Chennai: Financial institutions are increasingly employing the concept of risk transfer through synthetic securitisation as a cost-effective source of funding and numerous other benefits, says Elwyn Wong, a director in the structured finance collateralised debt obligations (CDO) group of Standard & Poors (S&P).

Risk transfer securitisation is the application of insurance and credit derivative technology to transfer credit risk from protection buyer to protection seller, says Wong. This transfer could be funded through a true sale of assets; and it could also be unfunded, or performed synthetically, through credit default swaps.
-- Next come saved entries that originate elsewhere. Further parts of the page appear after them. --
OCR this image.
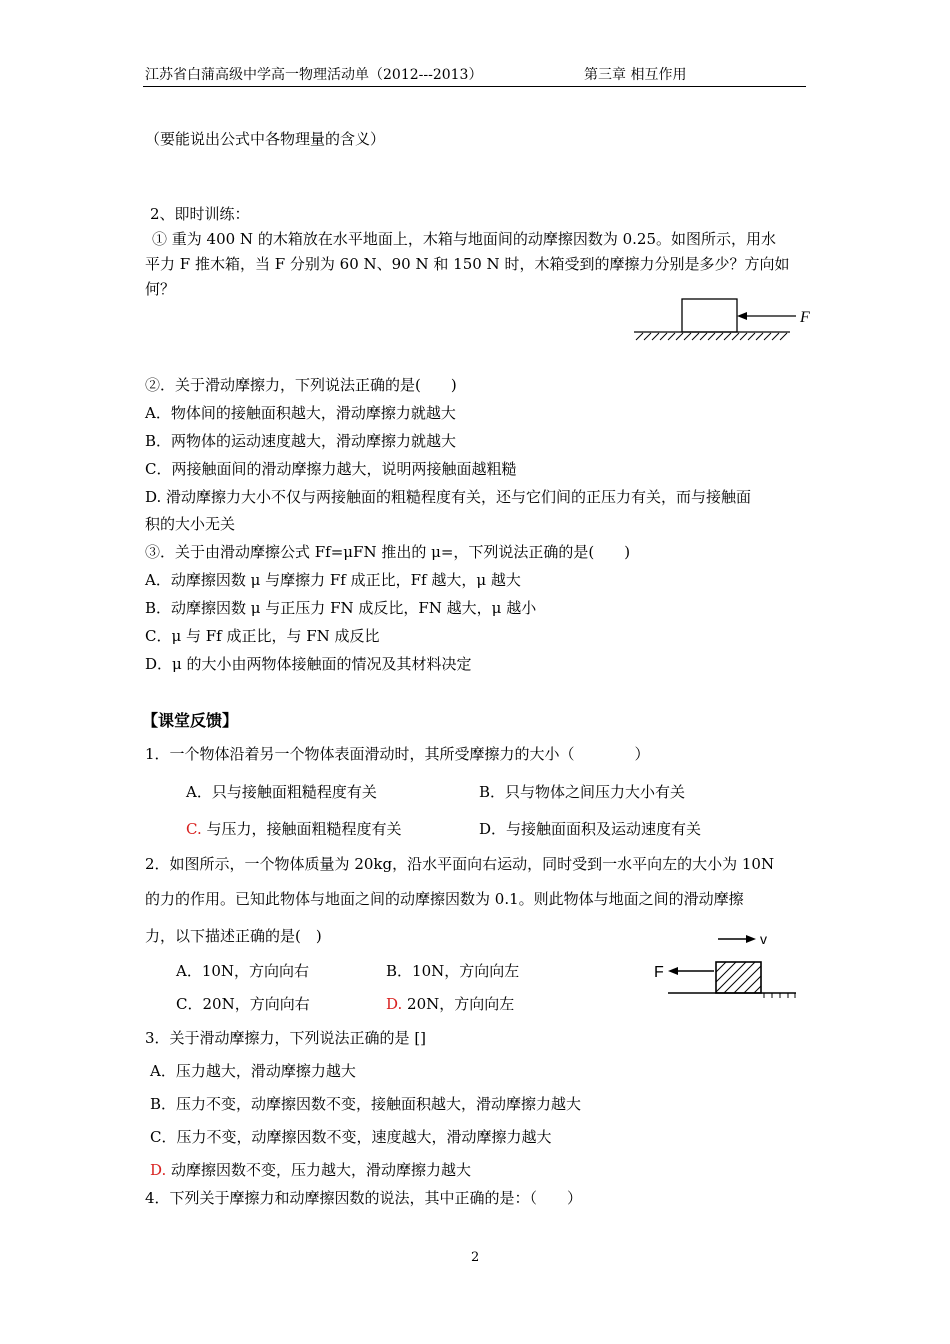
江苏省白蒲高级中学高一物理活动单（2012---2013）	第三章 相互作用
（要能说出公式中各物理量的含义）
2、即时训练：
① 重为 400 N 的木箱放在水平地面上，木箱与地面间的动摩擦因数为 0.25。如图所示，用水
平力 F 推木箱，当 F 分别为 60 N、90 N 和 150 N 时，木箱受到的摩擦力分别是多少？方向如
何？
F
②．关于滑动摩擦力，下列说法正确的是(　　)
A．物体间的接触面积越大，滑动摩擦力就越大
B．两物体的运动速度越大，滑动摩擦力就越大
C．两接触面间的滑动摩擦力越大，说明两接触面越粗糙
D. 滑动摩擦力大小不仅与两接触面的粗糙程度有关，还与它们间的正压力有关，而与接触面
积的大小无关
③．关于由滑动摩擦公式 Ff=μFN 推出的 μ=，下列说法正确的是(　　)
A．动摩擦因数 μ 与摩擦力 Ff 成正比，Ff 越大，μ 越大
B．动摩擦因数 μ 与正压力 FN 成反比，FN 越大，μ 越小
C．μ 与 Ff 成正比，与 FN 成反比
D．μ 的大小由两物体接触面的情况及其材料决定
【课堂反馈】
1．一个物体沿着另一个物体表面滑动时，其所受摩擦力的大小（　　　　）
A．只与接触面粗糙程度有关	B．只与物体之间压力大小有关
C. 与压力，接触面粗糙程度有关	D．与接触面面积及运动速度有关
2．如图所示，一个物体质量为 20kg，沿水平面向右运动，同时受到一水平向左的大小为 10N
的力的作用。已知此物体与地面之间的动摩擦因数为 0.1。则此物体与地面之间的滑动摩擦
力，以下描述正确的是(　)
A．10N，方向向右	B．10N，方向向左
C．20N，方向向右	D. 20N，方向向左
v
F
3．关于滑动摩擦力，下列说法正确的是 []
A．压力越大，滑动摩擦力越大
B．压力不变，动摩擦因数不变，接触面积越大，滑动摩擦力越大
C．压力不变，动摩擦因数不变，速度越大，滑动摩擦力越大
D. 动摩擦因数不变，压力越大，滑动摩擦力越大
4．下列关于摩擦力和动摩擦因数的说法，其中正确的是：（　　）
2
Protection buyers are motivated to securitise for a host of reasons, from balance-sheet management and dynamic allocation of credit exposure to increasing liquidity, says Wong. Other benefits include: regulatory or economic capital relief; avoidance of true sale; increasing assets under management; and arbitrage between the credit market and credit warehouse on the one hand and the securitisation market and investors on the other. Protection buyers could either be single-party or multiparty.
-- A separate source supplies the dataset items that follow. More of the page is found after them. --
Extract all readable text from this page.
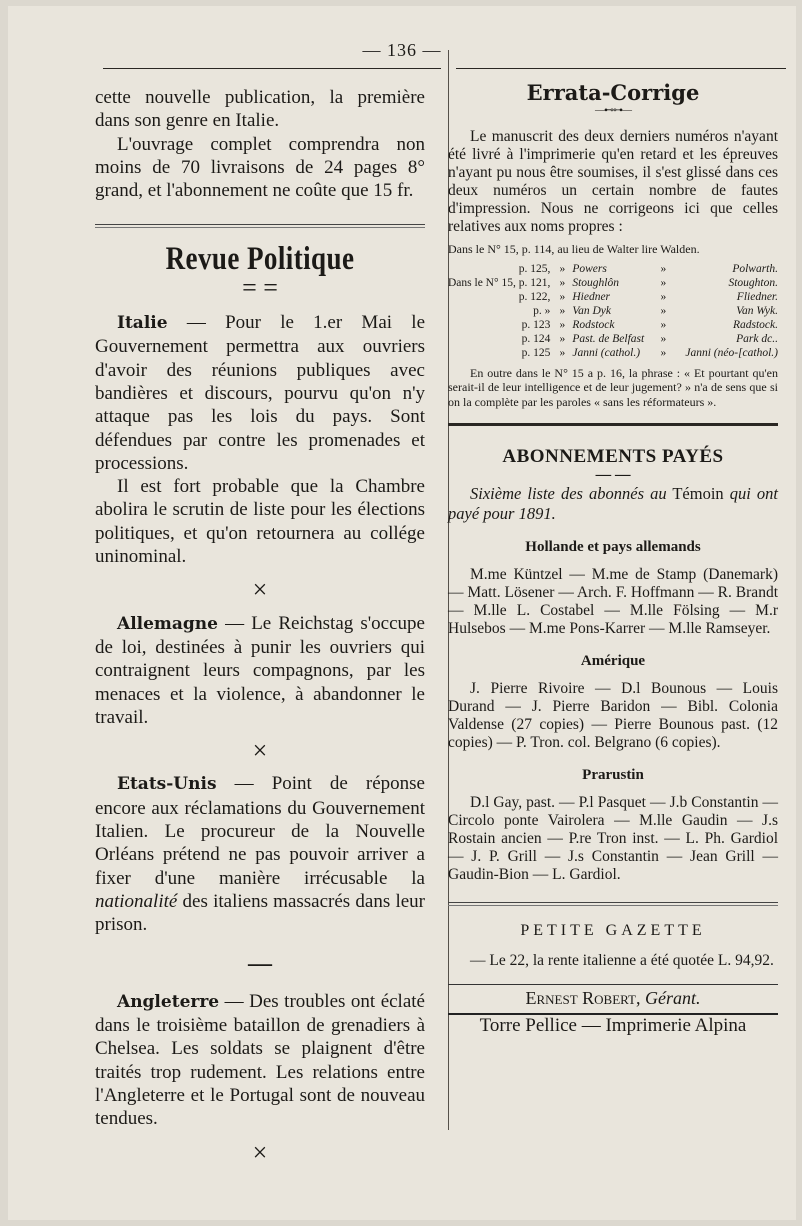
— 136 —

cette nouvelle publication, la première dans son genre en Italie.

L'ouvrage complet comprendra non moins de 70 livraisons de 24 pages 8° grand, et l'abonnement ne coûte que 15 fr.

Revue Politique
= =

Italie — Pour le 1.er Mai le Gouvernement permettra aux ouvriers d'avoir des réunions publiques avec bandières et discours, pourvu qu'on n'y attaque pas les lois du pays. Sont défendues par contre les promenades et processions.

Il est fort probable que la Chambre abolira le scrutin de liste pour les élections politiques, et qu'on retournera au collége uninominal.

×

Allemagne — Le Reichstag s'occupe de loi, destinées à punir les ouvriers qui contraignent leurs compagnons, par les menaces et la violence, à abandonner le travail.

×

Etats-Unis — Point de réponse encore aux réclamations du Gouvernement Italien. Le procureur de la Nouvelle Orléans prétend ne pas pouvoir arriver a fixer d'une manière irrécusable la nationalité des italiens massacrés dans leur prison.

—

Angleterre — Des troubles ont éclaté dans le troisième bataillon de grenadiers à Chelsea. Les soldats se plaignent d'être traités trop rudement. Les relations entre l'Angleterre et le Portugal sont de nouveau tendues.

×
Errata-Corrige
—⊷⊶—

Le manuscrit des deux derniers numéros n'ayant été livré à l'imprimerie qu'en retard et les épreuves n'ayant pu nous être soumises, il s'est glissé dans ces deux numéros un certain nombre de fautes d'impression. Nous ne corrigeons ici que celles relatives aux noms propres :

Dans le N° 15, p. 114, au lieu de Walter lire Walden.

p. 125,	»	Powers	»	Polwarth.
Dans le N° 15, p. 121,	»	Stoughlôn	»	Stoughton.
p. 122,	»	Hiedner	»	Fliedner.
p. »	»	Van Dyk	»	Van Wyk.
p. 123	»	Rodstock	»	Radstock.
p. 124	»	Past. de Belfast	»	Park dc..
p. 125	»	Janni (cathol.)	»	Janni (néo-[cathol.)

En outre dans le N° 15 a p. 16, la phrase : « Et pourtant qu'en serait-il de leur intelligence et de leur jugement? » n'a de sens que si on la complète par les paroles « sans les réformateurs ».

ABONNEMENTS PAYÉS
— —

Sixième liste des abonnés au Témoin qui ont payé pour 1891.

Hollande et pays allemands

M.me Küntzel — M.me de Stamp (Danemark) — Matt. Lösener — Arch. F. Hoffmann — R. Brandt — M.lle L. Costabel — M.lle Fölsing — M.r Hulsebos — M.me Pons-Karrer — M.lle Ramseyer.

Amérique

J. Pierre Rivoire — D.l Bounous — Louis Durand — J. Pierre Baridon — Bibl. Colonia Valdense (27 copies) — Pierre Bounous past. (12 copies) — P. Tron. col. Belgrano (6 copies).

Prarustin

D.l Gay, past. — P.l Pasquet — J.b Constantin — Circolo ponte Vairolera — M.lle Gaudin — J.s Rostain ancien — P.re Tron inst. — L. Ph. Gardiol — J. P. Grill — J.s Constantin — Jean Grill — Gaudin-Bion — L. Gardiol.

PETITE GAZETTE

— Le 22, la rente italienne a été quotée L. 94,92.

Ernest Robert, Gérant.
Torre Pellice — Imprimerie Alpina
On the other side, he says, protection sellers are motivated to purchase securitisation to expand to an alternative asset class and diversify; match coupon spread and subordination risk appetite; and to create a tailor-made investment in terms of tenure and cash flow characteristics. Funded protection sellers purchase liabilities issued by depositing cash with the special-purpose vehicle. Unfunded protection sellers are called on to perform when there is a credit event.

Wong says S&Ps approach to evaluating these synthetic CDO is based on the stressed historic default studies and correlation characteristics. We assign default probabilities to the underlying asset portfolio according to rating, tenure, and industry category. S&Ps CDO Evaluator, in turn, gives subordination levels according to the rating sought on liabilities, Wong adds.

Speaking about securitisation in the life insurance industry R Ramakrishnan, a member of the Malhotra committee on insurance reforms and chairman of the Reserve Bank of Indias advisory group on insurance and a consulting actuary, says life premia could be securitised. But it may not serve any purpose. The liability under a policy is defined as: The present value of benefits payable in future LESS the present value of future premiums receivable.